What’s your biggest challenge right now? 

I would say the biggest challenge that we have right now is finding spots that can work with certain retailers that you want down here (on Water Street). A lot of Augusta downtown was formerly used as department stores. But finding uses for those larger spaces means finding ways to convince the landlords to chop them up into smaller spaces so that we could get more tenants down here. So, finding suitable spaces. I need suitable spaces. We have a big demand for restaurants down here, and a lot of the spaces aren’t set up for that. So trying to figure out ways to incentivize people that want to do a restaurant, figure out how they can make it affordable to do a hood system — to do things like that.

What influenced you to do this kind of work?

I’ve always had a passion for architecture as a kid and I always leaned more toward historic architecture more than anything else.  I have a master’s degree in communications and I got my second master’s degree in architectural conservation. So this sort of job, even though it doesn’t involve constant communication or constant involvement with historic architecture, it sort of blends both of them together along with other facets. It’s different than a lot of people that do architectural conservation. They go into actual conservation work, which is very scientific, and you’re breaking it down, using certain chemicals to do restoration work. That part of it never interested me. It’s sort of inspiring to actually be in a job where I can work with historic architecture but also see it, adapted to reuse and see the progress along the way.

How do you foster creativity in yourself and in your board members? 

The No. 1 way is I never say no to any idea outright. I try and figure out a way that we can make it work. I always encourage our board members to come up with new ideas. If they see something that’s going on in another community that’s working there, bring it here. Let’s see if we could do it, and let’s see if we could do it even better. So, I think what’s important is always just listening to a lot of people. A lot of it comes from research on what’s working in other communities and seeing what we could adapt here.

What is the role of failure in all of that? 

There’s always a degree of failure in anything that you might do. But I would say you could learn from failure as best as you can and try and improve upon it the next time.

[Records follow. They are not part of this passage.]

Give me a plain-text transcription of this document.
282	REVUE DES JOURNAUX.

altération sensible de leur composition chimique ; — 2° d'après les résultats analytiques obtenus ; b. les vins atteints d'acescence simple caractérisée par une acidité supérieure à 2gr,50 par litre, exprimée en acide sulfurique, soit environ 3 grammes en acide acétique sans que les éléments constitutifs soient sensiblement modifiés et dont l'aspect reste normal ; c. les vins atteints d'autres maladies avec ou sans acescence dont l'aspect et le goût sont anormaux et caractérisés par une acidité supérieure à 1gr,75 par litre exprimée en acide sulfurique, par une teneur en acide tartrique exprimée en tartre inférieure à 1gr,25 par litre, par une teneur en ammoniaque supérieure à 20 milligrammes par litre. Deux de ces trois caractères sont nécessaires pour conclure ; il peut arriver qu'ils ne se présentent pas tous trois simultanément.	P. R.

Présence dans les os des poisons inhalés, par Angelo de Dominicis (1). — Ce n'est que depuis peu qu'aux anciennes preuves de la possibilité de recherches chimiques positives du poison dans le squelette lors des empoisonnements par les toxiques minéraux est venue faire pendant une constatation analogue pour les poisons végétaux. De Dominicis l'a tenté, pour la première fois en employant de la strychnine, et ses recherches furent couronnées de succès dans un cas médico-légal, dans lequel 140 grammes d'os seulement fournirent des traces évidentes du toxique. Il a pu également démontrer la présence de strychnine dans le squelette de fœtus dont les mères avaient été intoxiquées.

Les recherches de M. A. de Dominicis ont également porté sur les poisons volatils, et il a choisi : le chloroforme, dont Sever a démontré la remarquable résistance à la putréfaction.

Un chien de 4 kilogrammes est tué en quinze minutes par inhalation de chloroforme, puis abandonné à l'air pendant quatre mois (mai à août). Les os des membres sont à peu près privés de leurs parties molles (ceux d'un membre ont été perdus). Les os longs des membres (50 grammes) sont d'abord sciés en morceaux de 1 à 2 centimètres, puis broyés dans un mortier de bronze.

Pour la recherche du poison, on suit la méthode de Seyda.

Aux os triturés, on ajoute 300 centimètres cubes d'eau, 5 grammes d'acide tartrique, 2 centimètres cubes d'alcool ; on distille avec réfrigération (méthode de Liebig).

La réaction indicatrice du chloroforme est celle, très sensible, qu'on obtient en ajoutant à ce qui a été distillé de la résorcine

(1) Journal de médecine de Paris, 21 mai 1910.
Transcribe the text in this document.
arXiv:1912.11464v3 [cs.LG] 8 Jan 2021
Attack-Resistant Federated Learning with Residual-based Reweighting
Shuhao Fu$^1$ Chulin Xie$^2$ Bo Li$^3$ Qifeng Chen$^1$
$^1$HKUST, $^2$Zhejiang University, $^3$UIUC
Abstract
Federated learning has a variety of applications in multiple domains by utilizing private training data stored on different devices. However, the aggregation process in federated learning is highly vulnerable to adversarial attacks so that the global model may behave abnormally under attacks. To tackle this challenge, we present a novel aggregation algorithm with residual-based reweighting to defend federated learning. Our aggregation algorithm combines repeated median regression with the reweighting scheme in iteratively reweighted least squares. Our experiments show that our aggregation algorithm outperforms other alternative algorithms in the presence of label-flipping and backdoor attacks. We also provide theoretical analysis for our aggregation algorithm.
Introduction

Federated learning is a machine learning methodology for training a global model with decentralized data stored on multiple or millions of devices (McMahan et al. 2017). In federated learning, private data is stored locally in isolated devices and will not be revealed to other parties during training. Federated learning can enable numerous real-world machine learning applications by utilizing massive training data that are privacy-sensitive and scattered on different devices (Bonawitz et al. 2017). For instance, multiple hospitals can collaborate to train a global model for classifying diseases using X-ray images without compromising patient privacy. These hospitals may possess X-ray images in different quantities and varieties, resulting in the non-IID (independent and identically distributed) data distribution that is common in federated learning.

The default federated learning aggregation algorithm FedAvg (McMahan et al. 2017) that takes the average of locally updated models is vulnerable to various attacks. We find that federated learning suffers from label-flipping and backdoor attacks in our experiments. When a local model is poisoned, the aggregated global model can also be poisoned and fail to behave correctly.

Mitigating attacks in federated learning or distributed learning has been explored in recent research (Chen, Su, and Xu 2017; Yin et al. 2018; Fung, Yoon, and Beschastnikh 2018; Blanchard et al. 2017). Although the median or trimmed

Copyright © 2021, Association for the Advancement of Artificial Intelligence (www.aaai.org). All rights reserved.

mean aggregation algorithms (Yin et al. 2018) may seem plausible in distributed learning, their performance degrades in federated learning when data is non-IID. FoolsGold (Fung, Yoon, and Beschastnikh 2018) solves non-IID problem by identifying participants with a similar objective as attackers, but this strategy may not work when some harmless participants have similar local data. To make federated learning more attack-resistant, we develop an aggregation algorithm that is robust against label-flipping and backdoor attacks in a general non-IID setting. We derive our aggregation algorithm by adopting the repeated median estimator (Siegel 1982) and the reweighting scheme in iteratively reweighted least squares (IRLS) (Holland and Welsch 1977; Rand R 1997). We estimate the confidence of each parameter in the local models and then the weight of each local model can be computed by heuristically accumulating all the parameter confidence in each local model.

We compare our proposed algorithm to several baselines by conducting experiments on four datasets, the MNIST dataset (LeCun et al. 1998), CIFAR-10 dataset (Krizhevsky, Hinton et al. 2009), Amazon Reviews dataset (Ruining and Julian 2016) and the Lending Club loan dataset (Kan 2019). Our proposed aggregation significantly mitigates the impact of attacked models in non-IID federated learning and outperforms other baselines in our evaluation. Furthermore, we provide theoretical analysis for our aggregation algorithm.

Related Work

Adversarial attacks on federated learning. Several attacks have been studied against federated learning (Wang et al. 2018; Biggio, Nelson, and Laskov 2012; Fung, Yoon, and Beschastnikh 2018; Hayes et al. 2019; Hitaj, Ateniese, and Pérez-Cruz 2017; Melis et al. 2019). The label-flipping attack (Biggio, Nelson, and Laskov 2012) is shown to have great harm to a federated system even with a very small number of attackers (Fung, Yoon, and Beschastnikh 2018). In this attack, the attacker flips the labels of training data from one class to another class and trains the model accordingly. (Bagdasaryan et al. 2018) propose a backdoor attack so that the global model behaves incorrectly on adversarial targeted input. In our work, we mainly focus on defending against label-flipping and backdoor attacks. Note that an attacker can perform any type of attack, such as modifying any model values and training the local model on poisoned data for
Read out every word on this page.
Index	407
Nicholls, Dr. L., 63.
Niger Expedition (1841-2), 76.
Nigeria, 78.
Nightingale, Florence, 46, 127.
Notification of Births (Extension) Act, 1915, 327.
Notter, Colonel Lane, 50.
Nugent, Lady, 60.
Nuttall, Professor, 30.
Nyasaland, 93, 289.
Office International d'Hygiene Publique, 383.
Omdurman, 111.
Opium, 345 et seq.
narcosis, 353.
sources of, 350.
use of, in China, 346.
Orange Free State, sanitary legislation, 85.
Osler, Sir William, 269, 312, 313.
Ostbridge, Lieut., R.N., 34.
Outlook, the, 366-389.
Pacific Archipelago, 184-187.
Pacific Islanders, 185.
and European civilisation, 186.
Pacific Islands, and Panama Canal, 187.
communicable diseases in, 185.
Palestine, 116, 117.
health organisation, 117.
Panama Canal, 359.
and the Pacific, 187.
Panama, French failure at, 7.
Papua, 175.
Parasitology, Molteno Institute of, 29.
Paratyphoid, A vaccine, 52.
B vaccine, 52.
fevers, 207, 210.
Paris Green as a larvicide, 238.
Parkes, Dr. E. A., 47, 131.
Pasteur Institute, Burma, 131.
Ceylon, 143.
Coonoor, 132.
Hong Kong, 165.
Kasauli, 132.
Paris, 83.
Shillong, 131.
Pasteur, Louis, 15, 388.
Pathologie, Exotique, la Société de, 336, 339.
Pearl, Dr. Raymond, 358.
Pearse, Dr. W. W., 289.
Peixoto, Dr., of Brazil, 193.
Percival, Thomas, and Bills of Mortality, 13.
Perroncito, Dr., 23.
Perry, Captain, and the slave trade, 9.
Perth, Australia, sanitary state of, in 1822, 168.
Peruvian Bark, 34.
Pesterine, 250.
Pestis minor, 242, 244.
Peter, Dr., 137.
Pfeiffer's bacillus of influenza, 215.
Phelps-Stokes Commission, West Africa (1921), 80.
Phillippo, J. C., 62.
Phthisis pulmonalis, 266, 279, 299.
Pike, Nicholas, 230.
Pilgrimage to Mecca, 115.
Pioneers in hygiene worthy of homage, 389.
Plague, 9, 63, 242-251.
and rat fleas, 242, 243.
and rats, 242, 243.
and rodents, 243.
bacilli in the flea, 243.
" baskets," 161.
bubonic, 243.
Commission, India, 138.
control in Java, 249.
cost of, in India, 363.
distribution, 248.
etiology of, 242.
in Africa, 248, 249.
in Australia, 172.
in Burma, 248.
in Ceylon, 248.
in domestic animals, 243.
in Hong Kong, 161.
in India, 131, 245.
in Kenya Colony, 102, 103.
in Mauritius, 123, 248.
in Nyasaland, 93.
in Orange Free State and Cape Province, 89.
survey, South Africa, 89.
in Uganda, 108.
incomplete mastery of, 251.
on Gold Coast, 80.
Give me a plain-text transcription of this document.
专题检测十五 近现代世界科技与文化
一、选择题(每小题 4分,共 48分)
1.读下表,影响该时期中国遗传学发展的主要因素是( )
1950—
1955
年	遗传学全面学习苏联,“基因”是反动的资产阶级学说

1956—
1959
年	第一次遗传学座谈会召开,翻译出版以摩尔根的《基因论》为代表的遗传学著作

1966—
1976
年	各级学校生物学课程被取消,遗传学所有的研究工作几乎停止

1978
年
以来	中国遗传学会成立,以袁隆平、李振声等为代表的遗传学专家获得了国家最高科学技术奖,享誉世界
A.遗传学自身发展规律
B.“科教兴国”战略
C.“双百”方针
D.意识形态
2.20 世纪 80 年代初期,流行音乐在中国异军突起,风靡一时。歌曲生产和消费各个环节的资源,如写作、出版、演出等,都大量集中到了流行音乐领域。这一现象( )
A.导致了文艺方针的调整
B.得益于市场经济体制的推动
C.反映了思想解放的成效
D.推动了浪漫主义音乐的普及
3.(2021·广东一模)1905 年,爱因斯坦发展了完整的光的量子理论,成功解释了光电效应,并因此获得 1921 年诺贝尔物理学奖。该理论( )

You could have 99 successes and one failure, and you’re going to dwell on that one failure. But that one failure is going to teach you more than those 99 successful things that you had. We’ve had events that have been like Halloween where we get 6,500 people, 7,000 people. It’s great. We’ve had events where you maybe have 50 people come. The important thing I think  in a case like that is to, especially in this role, always to keep people’s spirits up. A good friend of mine actually a while back said, you know, when you crumble in a situation like that, and there are volunteers that have committed their time and, are trying to make something, you can’t show it to them because it makes them feel like they wasted their time when you’re getting paid for it.

We’ve had lots and lots of successes  here at the Augusta Downtown Alliance. What we learn from the failures that we’ve had (is) keeping cool, keeping calm and reevaluating after it’s done. What did we do wrong? What could we do better next time? And taking a more logical rather than emotional approach to it. And it’s sometimes hard to separate the logical and the emotional.  And that is one of the difficulties, especially in when you feel like you’re not only letting down your organization but letting down the people that volunteered for it as well.

Where will the Augusta Downtown Alliance be in five years?

I am hoping that by that point, the vacancy rate, which is now hovering somewhere between 30% and 40%, is hovering somewhere between 5% and 10%, which is an average for most downtowns. At the Augusta Downtown Alliance, we play an intermediary role between the city and in the merchants. I’d like to see that grow with the next five years.

(I would like to see it take on) a more creative role. What can we do to make everything bigger and better than what we have already? Right now, we’re doing so much between organizing events and recruiting businesses to come in, working with landlords on this, doing design teams and our focus is a little scattered.

So to be at that point, at a 5% to 10% vacancy rate, everything is going well. Everything is a well-oiled machine. We’ve got things down. How do we grow what we’ve got at that point? Taking on a more creative role, and I’m seeing growing everything through that creativity.